History and exam
Key diagnostic factors
common
supraclavicular fullness
Increased subcutaneous fat in the supraclavicular fossa is commonly seen in patients. It is much less commonly seen in patients with obesity from other causes.
violaceous striae
absence of pregnancy
Pregnancy should be excluded as a potential physiologic cause of hypercortisolism.
menstrual irregularities
Women with hypercortisolism generally have irregular menses or amenorrhea.
absence of malnutrition
Malnutrition should be excluded as a potential physiologic cause of hypercortisolism.
absence of alcoholism
Alcoholism should be excluded as a potential physiologic cause of hypercortisolism.
absence of physiologic stress
States of physiologic stress should be excluded as a potential cause of hypercortisolism.
Other diagnostic factors
common
female sex
Cushing syndrome has a female-to-male predominance of 3:1.[1]
hypertension
glucose intolerance or diabetes mellitus
Up to 70% of Cushing syndrome patients have impairment of glucose metabolism (glucose intolerance, diabetes).[55] Patients with diabetes may have poorly controlled blood sugars.
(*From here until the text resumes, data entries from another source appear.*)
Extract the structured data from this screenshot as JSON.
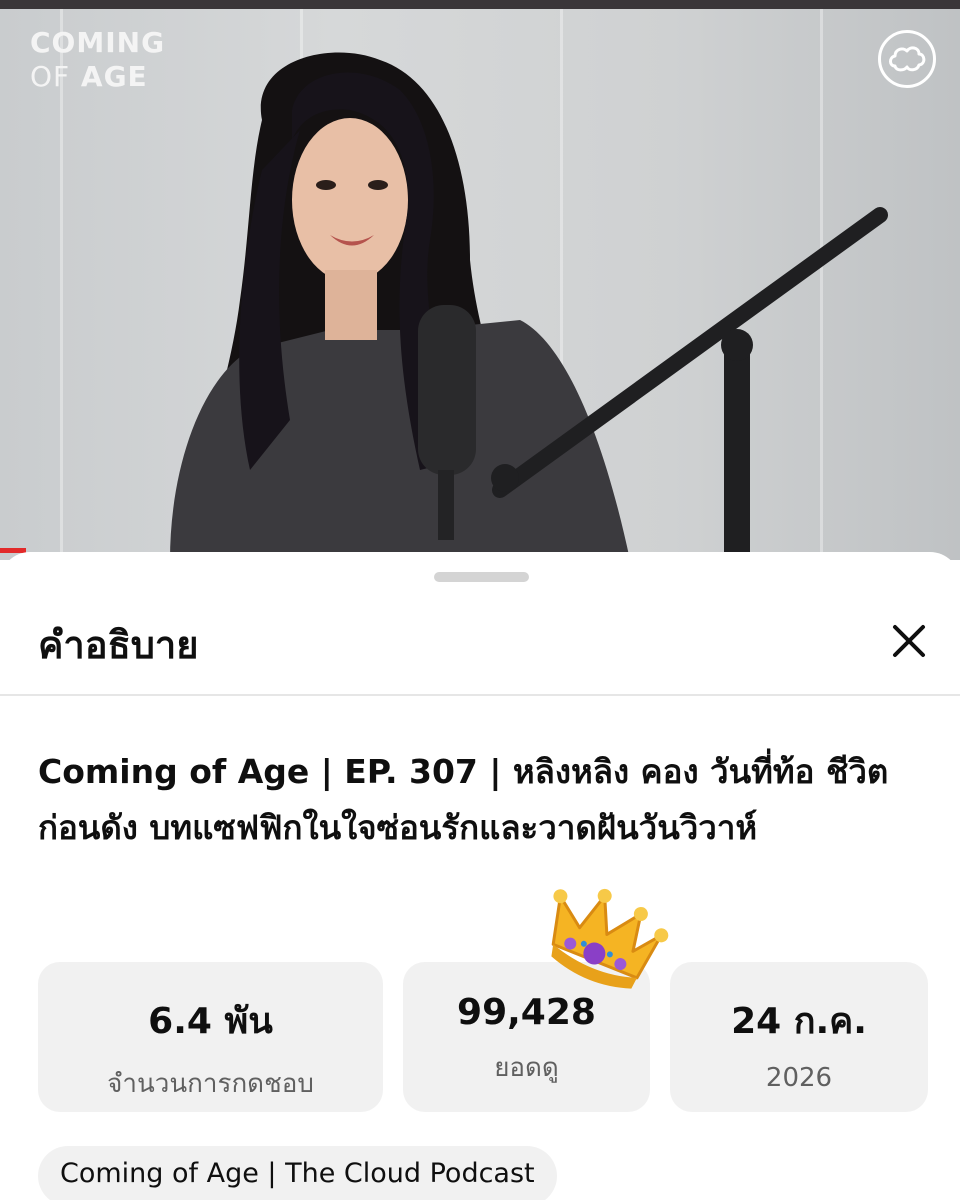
{
  "video": {
    "brand_line1": "COMING",
    "brand_line2_a": "OF",
    "brand_line2_b": "AGE",
    "badge_icon": "cloud-icon"
  },
  "sheet": {
    "title": "คำอธิบาย",
    "close_icon": "close-icon"
  },
  "video_title": "Coming of Age | EP. 307 | หลิงหลิง คอง วันที่ท้อ ชีวิตก่อนดัง บทแซฟฟิกในใจซ่อนรักและวาดฝันวันวิวาห์",
  "stats": {
    "likes": {
      "value": "6.4 พัน",
      "label": "จำนวนการกดชอบ"
    },
    "views": {
      "value": "99,428",
      "label": "ยอดดู"
    },
    "date": {
      "value": "24 ก.ค.",
      "label": "2026"
    }
  },
  "sticker": "crown-emoji",
  "channel_chip": "Coming of Age | The Cloud Podcast",
  "colors": {
    "accent_red": "#e22a2a",
    "chip_bg": "#f1f1f1",
    "text_primary": "#0f0f0f",
    "text_secondary": "#606060"
  }
}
Poorly controlled diabetes is common, and only 2% to 3% of patients with poorly controlled diabetes have Cushing syndrome.[8][56]
premature osteoporosis or unexplained fractures
weight gain and central obesity
Nearly all patients gain weight. The degree of weight gain is based on the severity and duration of hypercortisolism. The increasing prevalence of obesity in the general population has made weight gain a very nonspecific finding. It has also made the decision about which patients to test more difficult.
acne
Many patients have increased frequency of acne on the face, back, and chest.
psychiatric symptoms
decreased libido
Occurs in up to 90% of patients, and true gonadal dysfunction is common.[57] Men generally complain of decreased libido initially. As the hypercortisolism persists, erectile dysfunction may develop.
easy bruisability
facial rounding
Rounding of the face occurs in most if not all people who are obese, giving this finding a low specificity for the diagnosis of Cushing syndrome. However, 90% of patients with Cushing syndrome develop this.
dorsocervical fat pads
Increased subcutaneous fat on the back of the neck is commonly seen in Cushing syndrome, but also in patients with obesity from other causes.
uncommon
unexplained nephrolithiasis
Some patients develop renal stones. Episodes of recurrent renal stones without other explanation should raise suspicion.
venothrombolic event
hirsutism
Rapid onset of virilization may be a sign of adrenal carcinoma, which is associated with a 50% to 60% chance of Cushing syndrome.[10]
Risk factors
strong
exogenous corticosteroid use
Patients who use any dose of exogenous glucocorticoid greater than the normal daily production by the adrenals are at risk for developing Cushing syndrome.[20] The exact dose and the duration needed to manifest Cushing syndrome varies among patients. Diagnosis of exogenous Cushing syndrome is obvious in the setting of treatment with high-dose glucocorticoids, with increased risk associated with higher daily and cumulative doses.[21] However, suspicion and detailed questioning may be required to determine glucocorticoid delivery via alternative routes (e.g., intra-articular, inhaled, topical therapy).[20]
pituitary adenoma
About 70% to 80% of patients with Cushing syndrome have adrenocorticotropic hormone-secreting pituitary adenomas (Cushing disease).[8] However, up to 10% of the population has incidental pituitary lesions consistent with microadenomas.[22] The vast majority of these adenomas are nonsecretory and do not cause Cushing disease.
adrenal adenoma
adrenal carcinoma
A very rare disease. When it does occur, it can cause adrenal overproduction of cortisol resulting in adrenocorticotropic hormone-independent Cushing syndrome. About 50% to 60% of adrenal carcinomas present with Cushing syndrome, but only 1% of Cushing syndrome cases are caused by adrenal carcinoma.[10] Mixed Cushing and virilizing syndromes are observed in the majority of patients, and cases may present with rapid onset of virilization in women: for example, hirsutism, voice deepening, and clitoral enlargement.[10]
weak
neuroendocrine tumors
A small proportion of patients with Cushing syndrome have ectopic adrenocorticotropic hormone (ACTH) secretion. Neuroendocrine tumors, especially of bronchial and thymic origin, are the most commonly reported to secrete excessive ACTH and cause ectopic ACTH syndrome.
thoracic or bronchogenic carcinoma
These malignancies, especially small cell lung cancer, may produce adrenocorticotropic hormone (ACTH) and cause the ectopic ACTH syndrome.